Luca groans as if protesting but then nods, as does Ace.
A swell rises under us and passes again, the boards tilting and settling.
“We tell her not who we are but who we were. That’s a different thing, and she needs to understand that before we tell her we were mercenaries. That we only took out the worst of the worst. Never innocents.”
“I prefer contracted specialists,” Luca explains with a grin on his face.
“Did you ever consider,” Ace starts, to nobody in particular, “that we’re basically the sexier version of Dexter.”
Luca rolls his eyes hard, and I let out a bark of a laugh.
“Think about it. We had a code—only ever hurt people who absolutely deserved it. We kept it separate from our day-to-day activities, where we had hobbies. I’m just saying that Dexter had a harder time of it than we did, and he’s considered a hero in certain circles.”
“We’re nobody’s hero,” I say.
“We could be,” Ace offers with a shrug. “The right marketing.”
“Highly doubtful,” I respond.
“Reframing might help,” Luca contributes.
“Nope. We’re not pitching this as Dexter when we tell her.”
Luca is laughing now, despite himself, and I let them wind down because this is what we do. We spiral into comedy when the subject is serious. We’ve always done it. It’s how we managed years of work that would have broken most people and still came out of it with most of our humanity intact.
“Okay,” Ace says, settling. “So how do we do this? Practically.”
“We sit down with her,” I explain. “Probably in the morning when she’s relaxed and fed. We give her the whole picture on how we got into it, why we stayed, why we left, what we’ve done since.”
“And if she walks?” Luca asks.
“She won’t,” I state. “know her.

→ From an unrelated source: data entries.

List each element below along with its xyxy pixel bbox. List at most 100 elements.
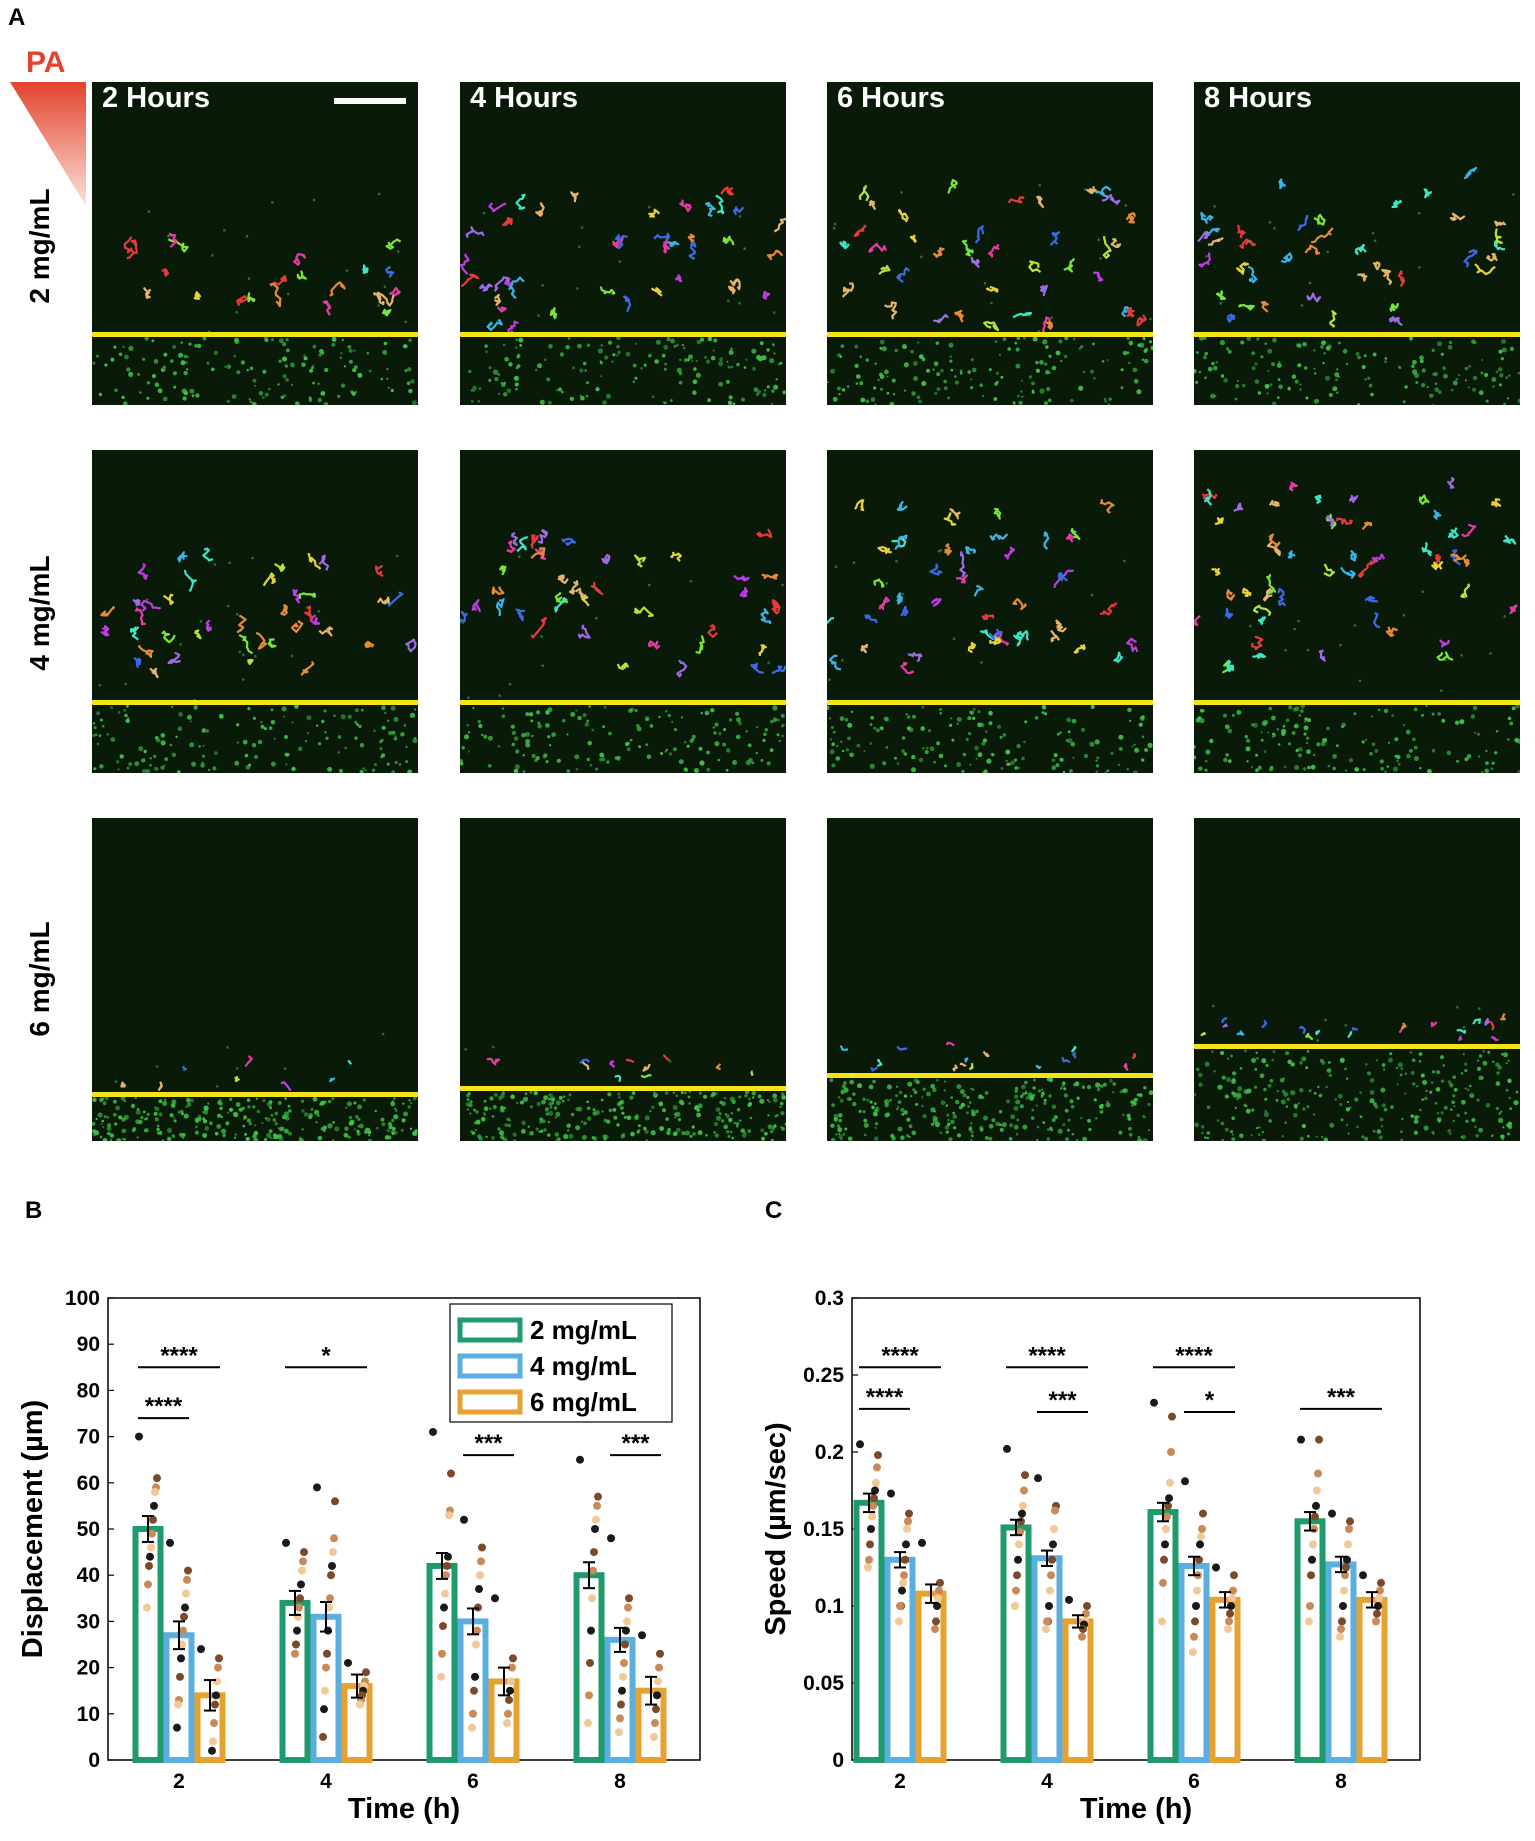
cell-dot [266,1117,271,1122]
cell-dot [100,1099,103,1102]
cell-dot [1300,709,1304,713]
cell-dot [936,387,941,392]
data-point [344,1658,352,1667]
cell-dot [1297,619,1300,623]
cell-dot [217,1113,222,1118]
cell-dot [1010,1114,1016,1120]
cell-dot [968,732,972,736]
cell-track [771,665,786,674]
cell-dot [1477,1066,1481,1071]
cell-track [1252,653,1267,659]
data-point [1166,1478,1174,1487]
cell-dot [492,369,499,375]
cell-dot [518,555,521,559]
cell-dot [354,736,358,740]
cell-track [1463,249,1478,268]
cell-track [1126,637,1139,653]
data-point [362,1668,370,1677]
cell-dot [1126,1113,1131,1118]
cell-dot [1024,1091,1028,1095]
cell-dot [339,356,343,360]
cell-dot [539,399,545,405]
cell-dot [583,1121,587,1126]
cell-dot [489,1107,492,1110]
cell-dot [135,1109,141,1115]
cell-track [1287,549,1296,559]
time-label: 2 Hours [102,82,210,114]
cell-dot [874,1122,878,1126]
cell-dot [515,346,518,349]
cell-track [1007,196,1025,204]
cell-dot [988,710,993,716]
cell-dot [613,1115,618,1120]
cell-dot [179,643,182,646]
cell-track [896,267,911,283]
cell-dot [1501,339,1506,344]
cell-dot [725,768,729,772]
cell-track [1054,619,1067,633]
cell-dot [377,192,381,196]
cell-dot [1088,1127,1092,1132]
cell-dot [1254,1068,1258,1071]
cell-dot [1456,759,1460,763]
cell-dot [668,752,673,756]
cell-dot [1434,1102,1438,1105]
cell-dot [205,729,209,733]
cell-track [133,657,142,668]
cell-dot [173,385,177,389]
cell-dot [868,1084,874,1090]
cell-dot [1080,1116,1083,1120]
data-point [624,1603,632,1612]
cell-dot [391,1118,395,1122]
cell-dot [123,708,127,712]
cell-dot [136,1136,139,1139]
cell-dot [1084,754,1088,758]
cell-dot [522,1096,529,1102]
cell-dot [995,371,999,375]
cell-dot [1282,724,1286,728]
cell-dot [1028,375,1033,379]
cell-dot [684,1130,690,1136]
cell-track [896,500,908,511]
cell-dot [409,1127,413,1130]
boundary-line [460,700,786,705]
cell-dot [493,1093,498,1097]
cell-dot [643,1126,647,1131]
cell-dot [1495,1081,1501,1086]
cell-dot [548,1110,554,1116]
cell-track [1491,1035,1499,1042]
cell-dot [503,392,508,397]
cell-dot [905,713,908,716]
cell-dot [171,752,177,757]
cell-dot [1014,1089,1018,1093]
cell-dot [1353,624,1357,627]
cell-dot [1467,386,1470,389]
cell-dot [1507,1121,1513,1127]
cell-dot [1031,381,1035,386]
cell-dot [405,745,408,748]
cell-dot [226,1111,229,1114]
cell-dot [412,738,418,744]
cell-dot [1138,722,1143,727]
cell-dot [745,730,748,733]
cell-dot [323,402,329,405]
cell-dot [841,1084,846,1089]
cell-dot [954,380,959,385]
cell-dot [706,359,710,364]
cell-dot [1219,302,1223,305]
cell-dot [1041,711,1045,714]
cell-dot [161,368,164,372]
cell-dot [98,392,103,397]
cell-dot [1371,742,1376,747]
cell-dot [770,748,774,753]
cell-dot [782,390,786,395]
cell-dot [285,348,290,353]
cell-dot [1471,1118,1476,1122]
cell-dot [134,761,140,767]
cell-dot [393,737,398,741]
cell-dot [595,767,599,771]
cell-dot [1325,375,1330,381]
cell-dot [381,725,386,730]
cell-track [488,202,507,213]
cell-dot [1362,768,1366,772]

She’s steadier than we think she is, been through a lot.”
“Fuck,” Ace mutters. “I’m not going to sleep tonight.” He’s rubbing his jaw and staring at the water, frowning.
Nobody says anything for a moment, just a gull cutting across overhead.
“She should be good, I think,” Luca adds. “I told her that I’d done bad things and wasn’t proud of it or that man anymore.” He stares at me. “I preempted. In case.”
“So did I,” I say.
“Me too,” Ace offers.
“Then she’s been warned. We’re not dropping it cold but filling in a picture she already knows is there.”
A larger set starts rolling in from the outside. Ace eyes it, positions himself. “Last wave,” he says. “Then in.”
He takes the wave. Luca and I follow.
Adelaide is worth every difficult conversation we need to have, every uncomfortable truth.
She came to us on a surfboard out of a mess we didn’t cause, and she’s going to walk through worse with us because she chose us, and we’re going to earn it, every single day, for the rest of our lives.
Starting tomorrow, when we tell her the complete truth.